Adamın biri Mûsâ Peygamber’e geldi:
“Ey Mûsâ! Ne olur, dua et de ben hayvanların
dilinden anlayayım ve bundan kendime pay
çıkartarak daha iyi bir insan olayım,” dedi.
Mûsâ Peygamber:
“Haydi işine git, kaldıramayacağın yükün
altına girme. Bu halin senin için daha hayırlıdır,”
dedi.
Ama adam dinlemedi ve ısrar etti:
“Ey Mûsâ! Ne olur, hiç olmazsa kapımda
yatan köpekle horozun dilinden anlayayım.”
Mûsâ Peygamber, adamı bu işten vazgeçirmek
için ne kadar uğraştıysa da, olmadı. Adam ısrar
etti. Bunun üzerine Mûsâ Peygamber, ona dua
etti. Adam sevinerek evine döndü. Ertesi sabah
hizmetçi sofrayı kurarken, bir parça ekmek yere
düştü. Horoz koşarak bunu kaptı. Köpek ona
kızarak:
“Ey horoz, sence bu yaptığın doğru mu? Sen
buğday da yiyebilirsin arpa da. Hatta mısır da.
Ama ben ekmekten başka bir şey yiyemem,
neden benim yiyeceğimi kapıyorsun?” dedi.
Horoz yanıt verdi: “Haklısın… ama hiç
üzülme, yarın bizim efendinin eşeği ölecek, sen
de böylece karnını güzelce doyuracaksın,” dedi.
Onların konuşmalarını duyan adam, hemen
eşeği pazara götürerek sattı. Ertesi sabah,
“Bakalım köpekle horoz ne konuşacaklar?” diye
onların yanına geldi.
Köpek, horoza sitem ediyordu:
“Hani eşek ölecekti, hani bugün karnımızı
güzelce doyuracaktık?”
Horoz: “Eşek elbet de öldü, ama başka yerde;
çünkü efendimiz onu sattı. Ama hiç merak etme;
çünkü yarın at ölecek, o zaman da daha büyük
bir ziyafete konacaksın,” dedi.
Bunları duyar duymaz, adam hemen ahıra
koştu, atı pazara götürüp sattı. Sevinçle evine
dönerken şunları düşünüyordu:
“Bu hayvanların dilini öğrenmem çok iyi oldu.
Böylece zarardan kurtuldum.”
Ertesi sabah, yine, “Acaba ne konuşacaklar?”

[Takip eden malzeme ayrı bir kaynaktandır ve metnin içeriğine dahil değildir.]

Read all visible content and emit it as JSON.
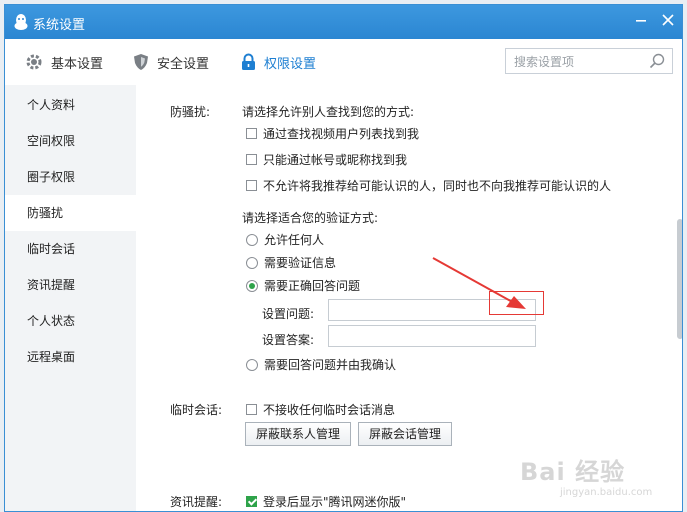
{
  "window": {
    "title": "系统设置"
  },
  "toolbar": {
    "tabs": [
      {
        "label": "基本设置",
        "icon": "gear-icon"
      },
      {
        "label": "安全设置",
        "icon": "shield-icon"
      },
      {
        "label": "权限设置",
        "icon": "lock-icon",
        "active": true
      }
    ],
    "search_placeholder": "搜索设置项"
  },
  "sidebar": {
    "items": [
      {
        "label": "个人资料"
      },
      {
        "label": "空间权限"
      },
      {
        "label": "圈子权限"
      },
      {
        "label": "防骚扰",
        "active": true
      },
      {
        "label": "临时会话"
      },
      {
        "label": "资讯提醒"
      },
      {
        "label": "个人状态"
      },
      {
        "label": "远程桌面"
      }
    ]
  },
  "anti_harass": {
    "section_label": "防骚扰:",
    "find_prompt": "请选择允许别人查找到您的方式:",
    "find_options": [
      {
        "label": "通过查找视频用户列表找到我",
        "checked": false
      },
      {
        "label": "只能通过帐号或昵称找到我",
        "checked": false
      },
      {
        "label": "不允许将我推荐给可能认识的人，同时也不向我推荐可能认识的人",
        "checked": false
      }
    ],
    "verify_prompt": "请选择适合您的验证方式:",
    "verify_options": [
      {
        "label": "允许任何人",
        "checked": false
      },
      {
        "label": "需要验证信息",
        "checked": false
      },
      {
        "label": "需要正确回答问题",
        "checked": true
      },
      {
        "label": "需要回答问题并由我确认",
        "checked": false
      }
    ],
    "question_label": "设置问题:",
    "answer_label": "设置答案:",
    "question_value": "",
    "answer_value": ""
  },
  "temp_chat": {
    "section_label": "临时会话:",
    "option": {
      "label": "不接收任何临时会话消息",
      "checked": false
    },
    "buttons": [
      "屏蔽联系人管理",
      "屏蔽会话管理"
    ]
  },
  "news": {
    "section_label": "资讯提醒:",
    "option": {
      "label": "登录后显示\"腾讯网迷你版\"",
      "checked": true
    }
  },
  "watermark": {
    "line1": "Bai 经验",
    "line2": "jingyan.baidu.com"
  },
  "colors": {
    "titlebar": "#2b86d2",
    "accent": "#1e7fd2",
    "check_green": "#2ea34a",
    "highlight_red": "#e53935"
  }
}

diyerek köpekle horozun yanına gitti. Köpek
yine horoza sitem ediyordu:
“Yahu horoz, bu sefer de dediğin olmadı;
yoksa sen de mi yalan konuşmaya başladın?”
dedi.
Horoz: “Hayır ben yalan söylemedim; at
ölecekti… ancak sahibimiz onu da sattı. Sen yine
de merak etme, yarın sahibimizin çok sevdiği
kölesi ölecek o zaman yemekler yapılacak,
helvalar dağıtılacak; hepimiz doyacağız,” dedi.

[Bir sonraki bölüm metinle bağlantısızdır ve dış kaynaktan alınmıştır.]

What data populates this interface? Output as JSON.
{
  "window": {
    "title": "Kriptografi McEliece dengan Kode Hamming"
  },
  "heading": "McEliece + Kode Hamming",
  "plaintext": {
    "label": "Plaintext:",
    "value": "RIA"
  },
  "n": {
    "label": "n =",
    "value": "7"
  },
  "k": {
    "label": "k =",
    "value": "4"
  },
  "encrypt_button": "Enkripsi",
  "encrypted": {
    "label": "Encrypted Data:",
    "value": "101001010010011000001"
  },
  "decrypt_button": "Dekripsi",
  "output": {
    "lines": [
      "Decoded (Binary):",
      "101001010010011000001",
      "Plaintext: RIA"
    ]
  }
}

Bunu duyan adam, yine hiç beklemeden
kölesini pazara götürüp sattı. Dönerken:
“Bu horozla köpeğin dilini öğrenmem iyi oldu.
Bu sayede birçok zarardan kurtuldum,” diye
düşünerek seviniyordu.
Ertesi gün, yine köpekle horozun yanına
koştu. İkisi yine konuşuyorlardı. Köpek bu sefer
çok kızgındı:
“Ey yalancı horoz, hani köle ölecek, bu sayede
karnımız doyacaktı? Günlerden beri beni
yalanlarınla avutuyorsun! Bu sana yakışır mı?”
Horoz: “Ben yalancı değilim,” dedi, “Köle
öldü, ama burada değil, başka yerde. Çünkü
sahibimiz onu da sattı. Aslında hiç iyi etmedi.
Çünkü şimdi sıra kendisine geldi: İlk önce, kaza,
bela eşeğe gelecek, böylece sahibimiz kazadan
kurtulmuş olacaktı. Eşeği satınca, sıra ata geldi;
atı da satınca, köleye geldi. Köleyi de satınca,
bela sırası ona gelecek. Sıra onda… Yarın
sahibimiz ölecek, o sayede hepimiz doyacağız,”
dedi.
Bunu duyan adam ağladı, dövündü, başını
taşlara vurdu; ama iş işten geçmişti.